Some of this may sound familiar to those of you who’ve read my work before. If you’re revisiting my profile, you might have noticed there have been a few changes, including that of my name. Make no mistake, “Corinna” is the name I was given at birth, and I don’t want to write under a pen name anymore.

If you’re new, you may notice that I haven’t published a story here since November 2020. That’s not true. I spent a few hours today completing something of a profile overhaul, including deleting a lot of my recent work. I guess I’m looking for something of a fresh start, even though I know nothing on the internet ever entirely goes away.

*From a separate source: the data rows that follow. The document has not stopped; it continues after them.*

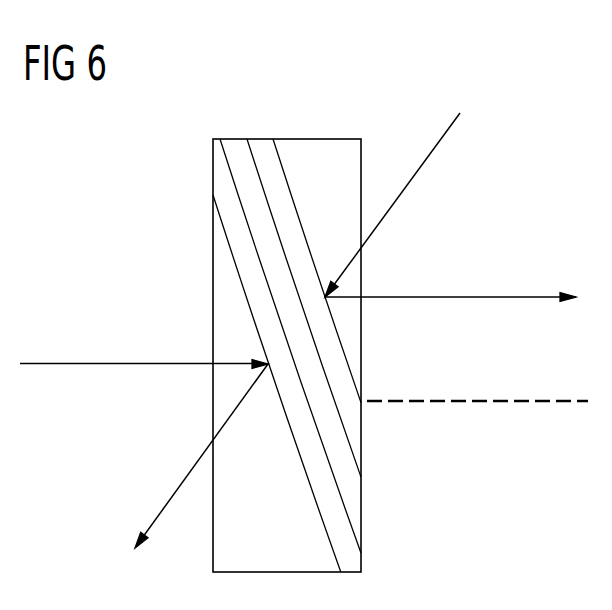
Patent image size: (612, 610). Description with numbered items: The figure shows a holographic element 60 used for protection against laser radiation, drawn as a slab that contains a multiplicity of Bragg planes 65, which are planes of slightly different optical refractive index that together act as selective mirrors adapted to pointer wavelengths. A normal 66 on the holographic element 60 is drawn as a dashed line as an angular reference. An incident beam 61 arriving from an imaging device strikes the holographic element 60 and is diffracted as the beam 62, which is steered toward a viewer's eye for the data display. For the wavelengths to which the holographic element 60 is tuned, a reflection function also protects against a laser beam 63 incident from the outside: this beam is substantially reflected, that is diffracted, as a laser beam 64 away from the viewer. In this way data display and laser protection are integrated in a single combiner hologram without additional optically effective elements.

The holographic element 60 is at (297, 139).
The incident beam 61 is at (439, 142).
The diffracted beam 62 is at (450, 297).
The laser beam 63 is at (108, 362).
The reflected laser beam 64 is at (185, 478).
The Bragg planes 65 is at (346, 499).
The normal 66 is at (478, 398).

I’m not going to rehash everything that I’ve thought or had strong feelings about in the months since I quit. I had coffee recently with Raven, a reporter I hired and mentored, and I have no trouble believing that she is now more or less in the position I was with the editor, and she described a tiny bit of their relationship now — it certainly sounds like she’s become more comfortable speaking up with him, and good for her — and it gave me the perspective I don’t think I had in the time I spent dwelling in negativity.

My working relationship with my editor is one of the things I miss. Visiting with the publisher is another. No matter how I might have let it get overshadowed by my own bitter pettiness, the truth is that I’m grateful for every chance they gave me and all that they taught me. I wish them well, and I still read the paper — the product of their hard work and leadership — every day. (Or at least skim the headlines.)

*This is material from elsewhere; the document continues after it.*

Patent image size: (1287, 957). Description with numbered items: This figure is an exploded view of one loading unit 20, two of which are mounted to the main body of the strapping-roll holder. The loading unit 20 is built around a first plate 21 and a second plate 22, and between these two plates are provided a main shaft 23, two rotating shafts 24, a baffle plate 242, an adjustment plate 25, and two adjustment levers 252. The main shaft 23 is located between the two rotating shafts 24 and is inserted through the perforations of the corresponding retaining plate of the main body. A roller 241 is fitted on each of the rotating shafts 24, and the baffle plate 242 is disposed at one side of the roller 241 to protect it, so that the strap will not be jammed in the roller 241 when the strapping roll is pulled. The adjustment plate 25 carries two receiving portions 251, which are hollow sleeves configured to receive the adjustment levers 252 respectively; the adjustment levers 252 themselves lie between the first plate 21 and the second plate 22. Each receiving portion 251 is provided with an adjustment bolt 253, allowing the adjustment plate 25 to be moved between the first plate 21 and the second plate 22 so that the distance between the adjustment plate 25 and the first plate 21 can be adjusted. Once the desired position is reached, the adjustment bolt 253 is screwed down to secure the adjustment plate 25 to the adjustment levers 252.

Jenni Gritters summed it up well: “I’m not a journalist in my heart or soul at all. I’m a writer, a storyteller, a person who is skilled at working hard and fast.”

Amidst being a writer, I’ve tried my hand — or keyboard, rather — at blogging multiple times over multiple years, and a most recent venture was on Wordpress, which I also overhauled today by completely shutting down. I hadn’t gotten very far into it, so I hadn’t that much to lose.

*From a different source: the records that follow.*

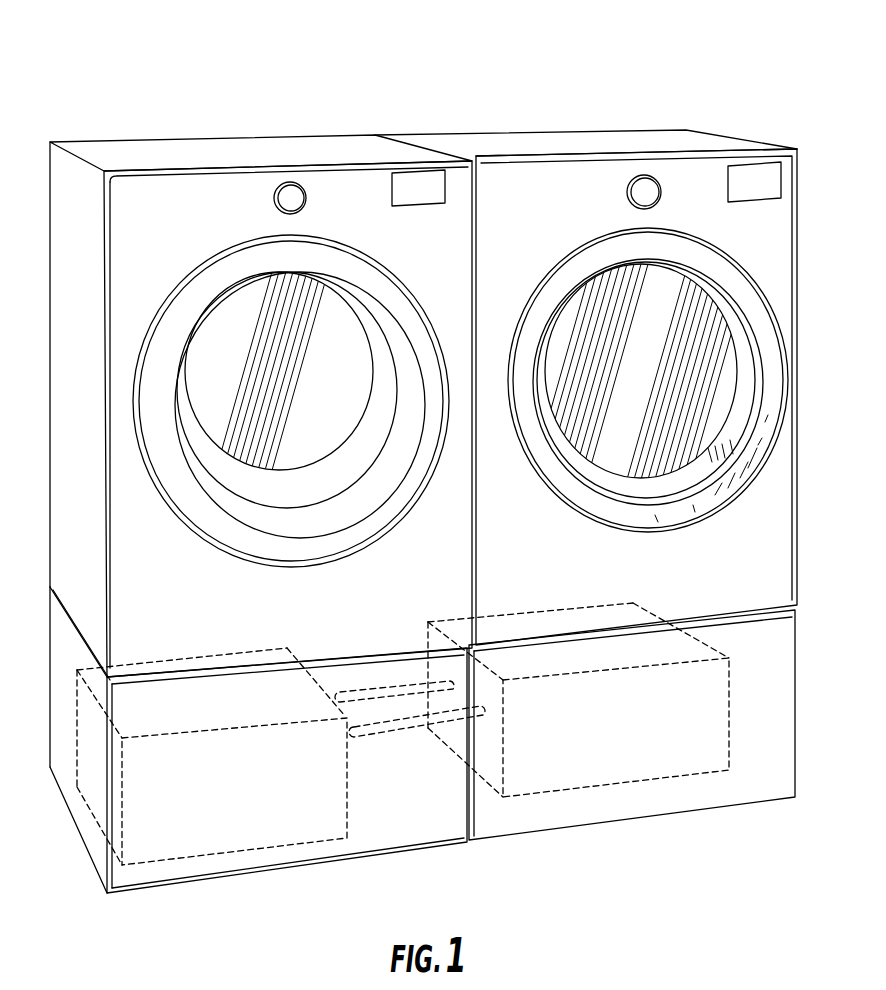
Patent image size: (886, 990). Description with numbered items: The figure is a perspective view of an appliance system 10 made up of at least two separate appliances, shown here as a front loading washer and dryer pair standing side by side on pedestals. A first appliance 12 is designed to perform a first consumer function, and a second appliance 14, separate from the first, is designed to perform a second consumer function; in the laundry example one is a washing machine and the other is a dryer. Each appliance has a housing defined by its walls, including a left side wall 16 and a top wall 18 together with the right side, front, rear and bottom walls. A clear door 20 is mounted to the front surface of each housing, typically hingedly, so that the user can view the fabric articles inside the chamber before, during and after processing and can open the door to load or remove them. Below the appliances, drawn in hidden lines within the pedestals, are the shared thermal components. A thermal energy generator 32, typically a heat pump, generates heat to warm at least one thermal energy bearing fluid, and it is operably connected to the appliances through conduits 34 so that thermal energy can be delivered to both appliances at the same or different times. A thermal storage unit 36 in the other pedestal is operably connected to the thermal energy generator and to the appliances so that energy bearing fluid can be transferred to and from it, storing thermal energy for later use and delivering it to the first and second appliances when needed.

The appliance system 10 is at (483, 80).
The first appliance 12 is at (799, 212).
The second appliance 14 is at (51, 311).
The left side wall 16 is at (78, 449).
The top wall 18 is at (258, 138).
The clear door 20 is at (303, 399).
The thermal energy generator 32 is at (258, 802).
The conduits 34 is at (337, 703).
The thermal storage unit 36 is at (640, 747).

What I did lose, I think, is sight of what I really want, which is not even to blog. Some days it is, and particularly when I spend a little too much time browsing kimberlywilson.com, part of me would like to have her life, with its focus on tranquility and Parisian flair and her beautiful pink and black website. But ultimately, what I want is to be a novelist, and while I’ve written an incomplete novel and have more ideas I’d like to explore, I think blogging has served as little more lately than a distraction.

Wordpress, too, served as a distraction to the distractions, I think, because I guess I wanted something with more customization than Medium offers — only to ultimately get caught up in customizing, and spending money I didn’t need to spend on features I don’t really need, at the expense of writing in general.

No more.

Truthfully, I’m happy to be back here and I have some blog ideas I’d like to work on, too. But I’d like to see myself spend less time online and a little more time buried deep inside the worlds inside my head, letting the details flow through my fingers to land on a digital page. I don’t know how that’s going to go, but that’s the truth and it’s up to me whether or not I hold myself accountable to it.

I was not born to be a journalist, and I may as well go on the record now stating that I was probably not born to be a personal trainer either, though that’s what’s up next for me. More on that another day.

What I was born to be is a writer, because I’ve been writing in one form or another for my entire life.

“You must stay drunk on writing so reality cannot destroy you.”